Re: GSoC draft proposal: Line-level history browser

[Date Prev][Date Next][Thread Prev][Thread Next][Date Index][Thread Index]

 



Hi,

On Mon, 22 Mar 2010, Bo Yang wrote:

> Draft proposal(v2): Line-level History Browser
> 
> =====Purpose of this project=====
> "git blame" can tell us who is responsible for a line of code, but it
> can't help if we want to get the detail of how the lines of code have
> evolved as what it is now.
> This project will add a new feature for 'git log' to display line
> level history. It can trace the history of any line range of certain
> file at any revision. For simplity, users can run the command like: '
> git log -L builtin/diff.c:6,8 ', he will get the change history of
> code between line 6 and line 8 of the diff.c file. And for each
> history entry, it will provide the commits, the diff block which
> contains changes of users' interested lines.

I would not be too specific here about the exact syntax. I would rather 
have an example where this might be useful.
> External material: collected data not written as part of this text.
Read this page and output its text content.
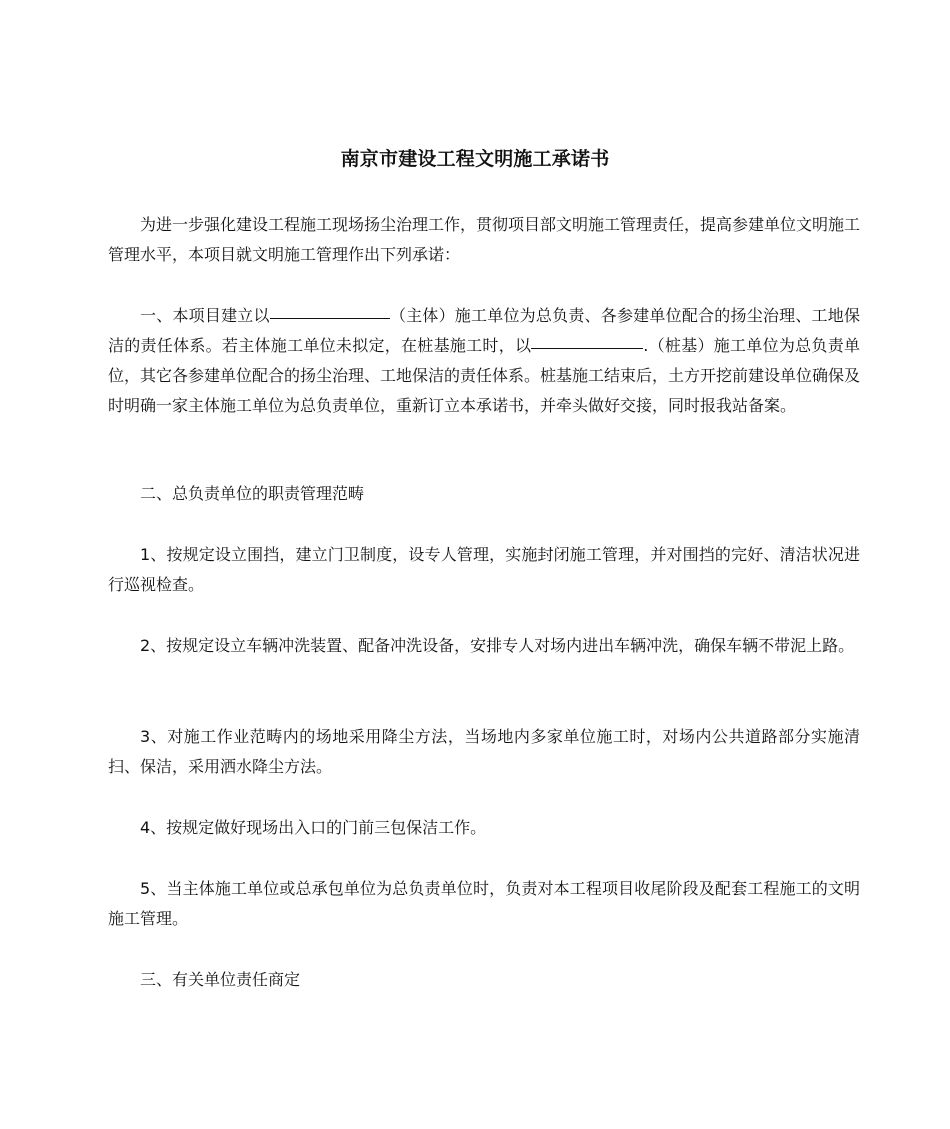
南京市建设工程文明施工承诺书

为进一步强化建设工程施工现场扬尘治理工作，贯彻项目部文明施工管理责任，提高参建单位文明施工管理水平，本项目就文明施工管理作出下列承诺：

一、本项目建立以	（主体）施工单位为总负责、各参建单位配合的扬尘治理、工地保洁的责任体系。若主体施工单位未拟定，在桩基施工时，以	.（桩基）施工单位为总负责单位，其它各参建单位配合的扬尘治理、工地保洁的责任体系。桩基施工结束后，土方开挖前建设单位确保及时明确一家主体施工单位为总负责单位，重新订立本承诺书，并牵头做好交接，同时报我站备案。

二、总负责单位的职责管理范畴

1、按规定设立围挡，建立门卫制度，设专人管理，实施封闭施工管理，并对围挡的完好、清洁状况进行巡视检查。

2、按规定设立车辆冲洗装置、配备冲洗设备，安排专人对场内进出车辆冲洗，确保车辆不带泥上路。

3、对施工作业范畴内的场地采用降尘方法，当场地内多家单位施工时，对场内公共道路部分实施清扫、保洁，采用洒水降尘方法。

4、按规定做好现场出入口的门前三包保洁工作。

5、当主体施工单位或总承包单位为总负责单位时，负责对本工程项目收尾阶段及配套工程施工的文明施工管理。

三、有关单位责任商定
In git.git, for example, you could point to pretty_print_commit() which 
was split out from commit.c into pretty.c in 93fc05e(Split off the pretty 
print stuff into its own file), and mention that it is hard to verify 
without much hassle that the code split was really only a code split, 
rather than a split with an evil change.

Or you could point to 691f1a2(replace direct calls to unlink(2) with 
unlink_or_warn), where code was refactored, into a new function 
(unfortunately in two commits, so it might be a case not covered by your 
project) and it might be somebody's task to find out the original author 
for that function.

Basically, I would like to have a structure in the proposal like this: 
what? why? how? when?

> This utility will trace all the modification history of interested
> lines and stop until it finds the root of the lines, which is a point
> where all the new code is added from scratch. Also, the users can
> specify how deeply he wants this utility to trace. And this tool will
> treat code move just like modification too, so it will follow the code
> move inside one commit.
>
> Note that, the history may not always be a single thread of commits.
> If there are more than one commit which produce the specified line
> range, the thread of history will split.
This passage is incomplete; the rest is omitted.